İLK DERECE MAHKEMESİNİN KARARININ ÖZETİ: İlk Derece Mahkemesi 13/12/2018 tarih ve 2015/945 Esas 2018/1417 Karar sayılı Kararı ile; ” ….… Davacı ..tarafından davalılar aleyhine icra takipleri ile cari hesap alacaklarının icra takibine konu edildiği görüldüğünden ayrı ayrı davalı müflis … San.ve Tic.A.Ş nin ve davalı tarafların defterleri üzerinde gerek talimatla gerek mahkememizce yaptırılan bilirkişi incelemelerinde davacı defterlerinin aleyhine delil özelliği taşıdığı ve davalı defterlerinde davacı tarafın alacağına saptanmadığı başka türlü de davacının davasını ispatlayamadığı …” gerekçeleri ile; “ Asıl ve birleşen davaların reddine, ” karar verilmiş ve verilen karara karşı, davacı vekili tarafından istinaf kanun yoluna başvurulmuştur.
İLERİ SÜRÜLEN İSTİNAF SEBEPLERİ: Davacı vekili istinaf dilekçesinde özetle; Tarafları ve konusu ayrı olan davaların birleştirilmesinin usul ve yasaya aykırı olduğunu, Mahkemenin kararına esas bilirkişi raporları ile iflas dosyasında alınan bilirkişi raporu arasında çelişki oluştuğunu ve çelişkinin giderilmesi gerektiğini, BA-BS formları istenmiş olsaydı müvekkilinin davalılardan alacaklı olduğunun ortaya çıkacağını belirterek hükmün kaldırılmasını ve davaların kabulünü istemiştir.
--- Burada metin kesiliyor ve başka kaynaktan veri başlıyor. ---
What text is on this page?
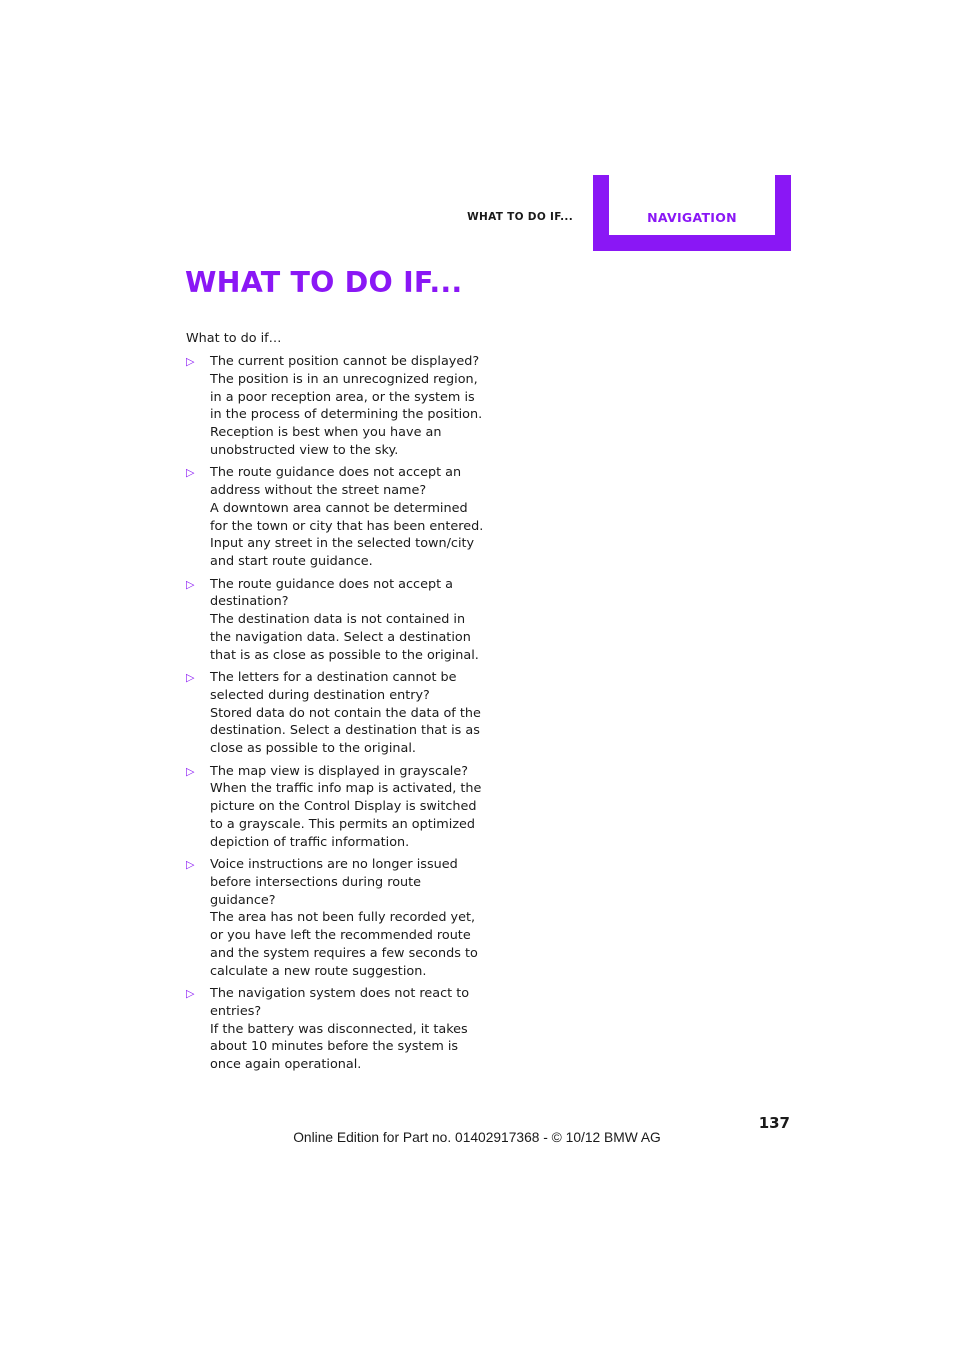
WHAT TO DO IF...	NAVIGATION
WHAT TO DO IF...

What to do if…

▷ The current position cannot be displayed?

The position is in an unrecognized region, in a poor reception area, or the system is in the process of determining the position. Reception is best when you have an unobstructed view to the sky.

▷ The route guidance does not accept an address without the street name?

A downtown area cannot be determined for the town or city that has been entered. Input any street in the selected town/city and start route guidance.

▷ The route guidance does not accept a destination?

The destination data is not contained in the navigation data. Select a destination that is as close as possible to the original.

▷ The letters for a destination cannot be selected during destination entry?

Stored data do not contain the data of the destination. Select a destination that is as close as possible to the original.

▷ The map view is displayed in grayscale?

When the traffic info map is activated, the picture on the Control Display is switched to a grayscale. This permits an optimized depiction of traffic information.

▷ Voice instructions are no longer issued before intersections during route guidance?

The area has not been fully recorded yet, or you have left the recommended route and the system requires a few seconds to calculate a new route suggestion.

▷ The navigation system does not react to entries?

If the battery was disconnected, it takes about 10 minutes before the system is once again operational.

137
Online Edition for Part no. 01402917368 - © 10/12 BMW AG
İSTİNAF SEBEPLERİNİN DEĞERLENDİRİLMESİ: HMK’nın 355. maddesine göre istinaf incelemesi; istinaf dilekçesinde belirtilen sebeplerle sınırlı olarak ve kamu düzenine aykırılık görüldüğü takdirde ise resen gözetilmek suretiyle yapılmıştır. Asıl ve birleşen davalar, cari hesap alacağının tahsili için başlatılan icra takibine vâki itirazların iptali istemine ilişkin olup, ilk derece mahkemesince yukarıda açıklanan gerekçelerle asıl ve birleşen davaların reddine karar verilmiştir. HMK 84.maddesinde, davacının daha önceden iflasına karar verilmiş, hakkında konkordato veya uzlaşma suretiyle yeniden yapılandırma işlemlerinin başlatılmış bulunması; borç ödemeden aciz belgesinin varlığı gibi sebeplerle, ödeme güçlüğü içinde bulunduğunun belgelenmesi halinde teminat gösterileceği belirtilmiştir. HMK’nın 84 vd. maddelerinde düzenlenen teminat, hukuki nitelik açısından HMK’nın 114/1-ğ maddesi uyarınca dava şartı niteliğinde olup, yargılamanın her aşamasında mahkemece resen gözetilecek hususlardandır. Dairemizce yapılan incelemede ilk derece mahkemesinde HMK’nın 84 maddesi gereğince teminat hususunda ara karar oluşturularak davacıya mehil verilmeden esas hakkında hüküm kurulduğu anlaşılmakla bu husus kamu düzenine ilişkin olmakla istinaf isteminin bu yönü ile kabulü ile ilk derece mahkemesinin kararının HMK’nın 355 ve 353/1-a-4 maddesi gereğince kaldırılmasına, kabul edilen istinaf sebebi kamu düzenine ilişkin olmakla davacı vekilinin esasa ilişkin istinaf istemi hususunda bu aşamada karar verilmesine yer olmadığına karar verilmesi gerektiği kanaatine varılarak aşağıdaki hüküm kurulmuştur.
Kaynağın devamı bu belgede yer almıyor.